Friday, Jun. 05, 1964
SOMETIMES he felt like that twelve-year-old boy who spent nine days and nights at the fair, sleeping in one pavilion or another and scrounging enough money for food by picking coins out of the fountains. But Writer John McPhee spent ten days there and only part of the nights and he ate--as the editorial business manager will discover--without dipping a finger in a fountain. In fact, he ate his way through such delights as soft-shelled crab on a bun, walnut fried Boston sole, partridge with grapes of Almeria, banana dogs, smoked eel of the river Tagus, Kambing Masak Bugis and A jam Panggang--and one ham on rye to go. Followed, on occasion, by antacid tablets.
McPhee's mission was to do what no one else had done about the New York World's Fair. It had been previewed, opened, featured, highlighted and was even beginning to produce its own cliches. But there had been no intensive critique of it in the sense that, say, a theater critic reviews a play. McPhee and Researcher Nancy Gay Faber went to and from Flushing Meadow by car, subway, train and hydrofoil, walked and rode through the grounds, stood in the longest lines, went to literally every pavilion, park and exhibit.

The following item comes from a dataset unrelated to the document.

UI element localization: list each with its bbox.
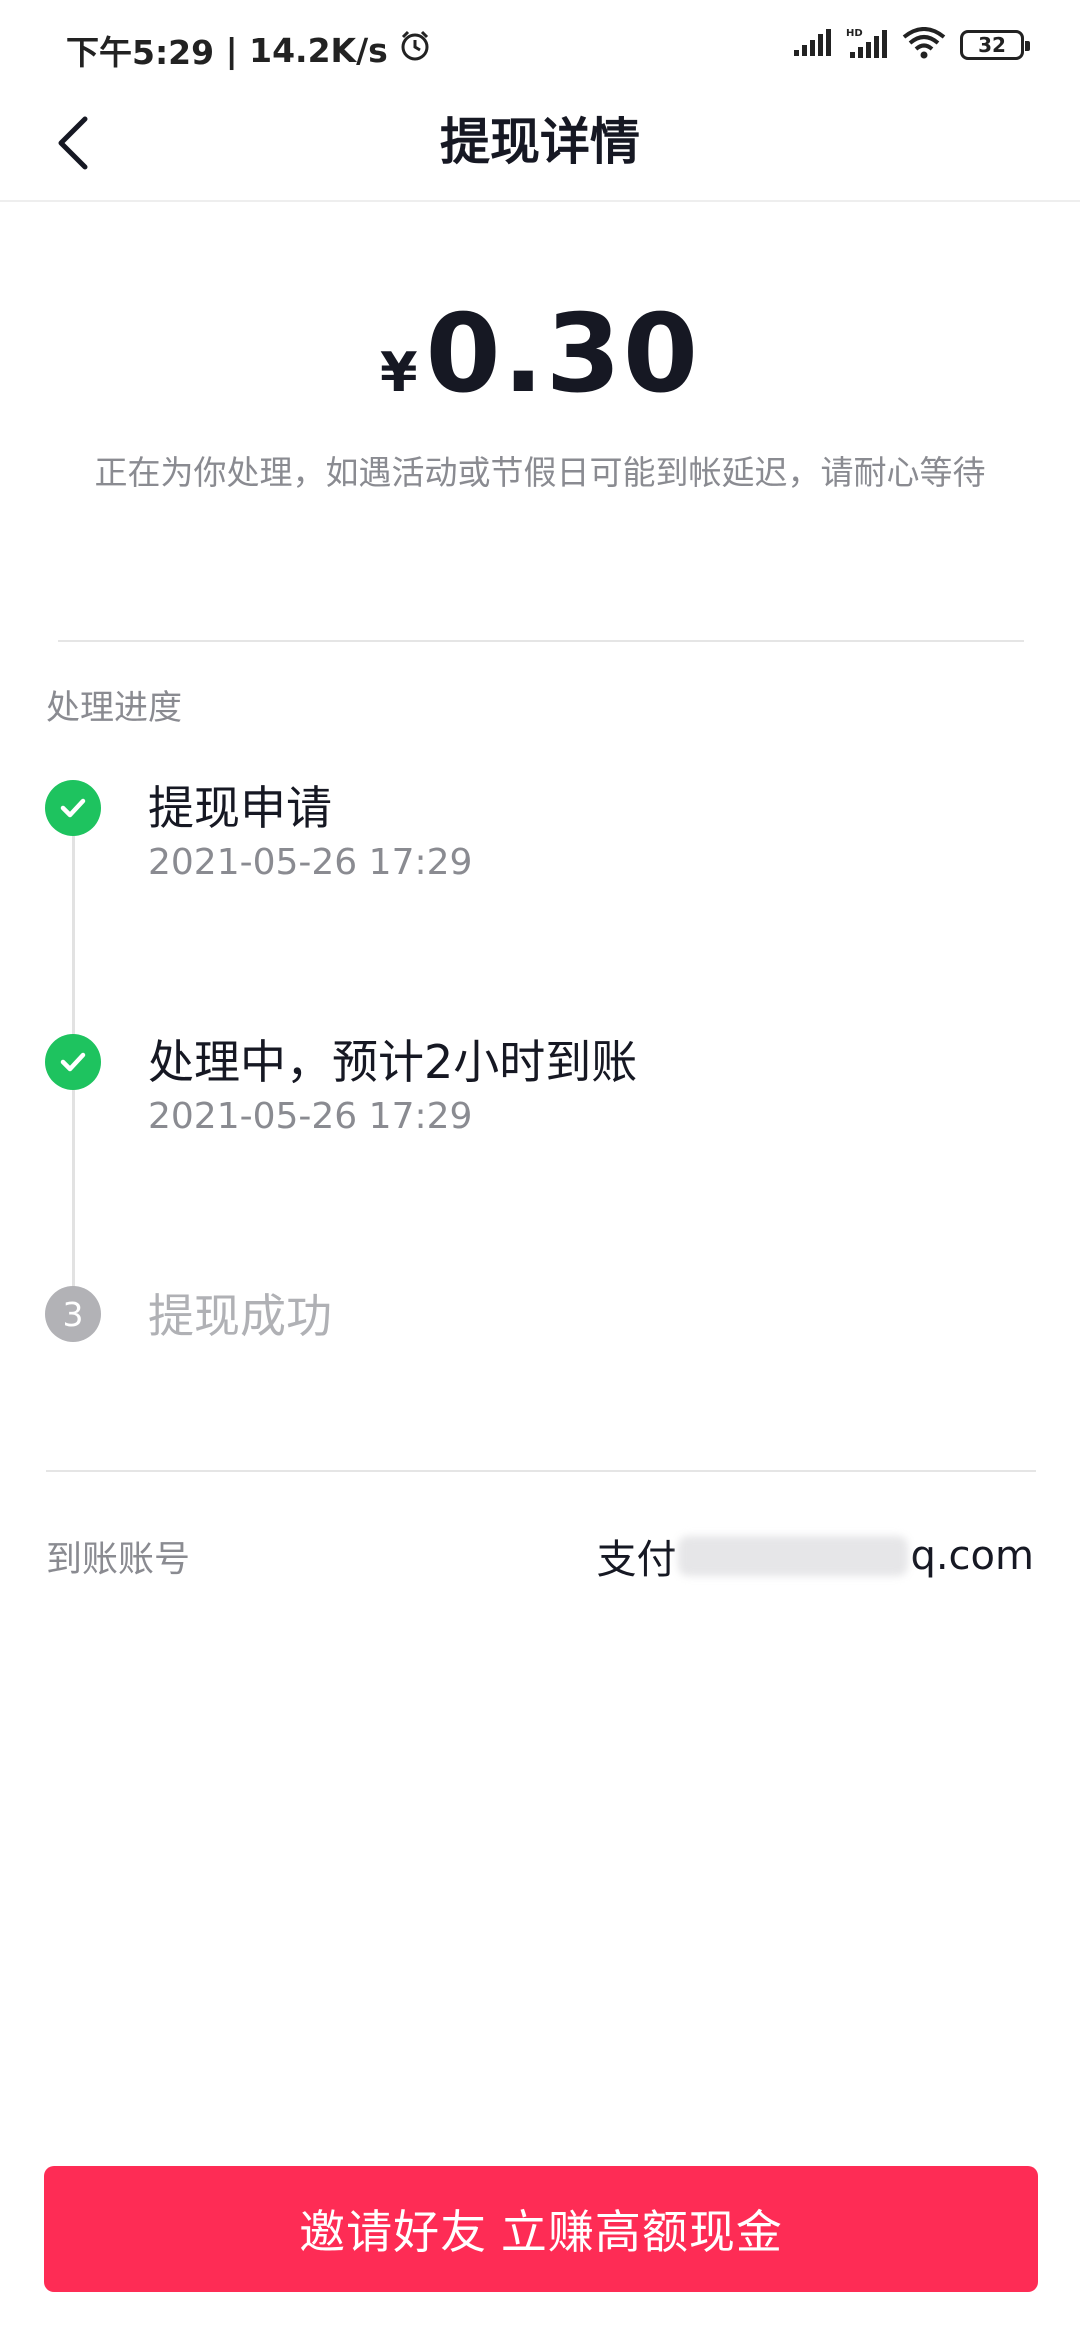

One day McPhee took two of his daughters, aged three and five, and stayed for more than ten hours. "They were so continuously fascinated," he said, "that they never disintegrated into some of their more conventional behavior patterns."
On the visual side, the color projects team was something of an advance party, covering the grounds earlier for days to put together the eight color pages. Nudged by the demands of engraving deadlines, Associate Editor Peter Bird Martin noted somewhat nervously one day that the demograph on the Equitable Life pavilion registered an increase of 165 souls while he was casing just one exhibit. Artist Boris Chaliapin, departing somewhat from his usual style, treated the cover with a touch of the abstract, a suggestion of pop and a shade of Moses.
The result is what the editors set out to provide for TIME readers: a definitive answer to the question, Should I go?, and a confidential, exhaustive guide to what is great, good, bad, indifferent and just Fair.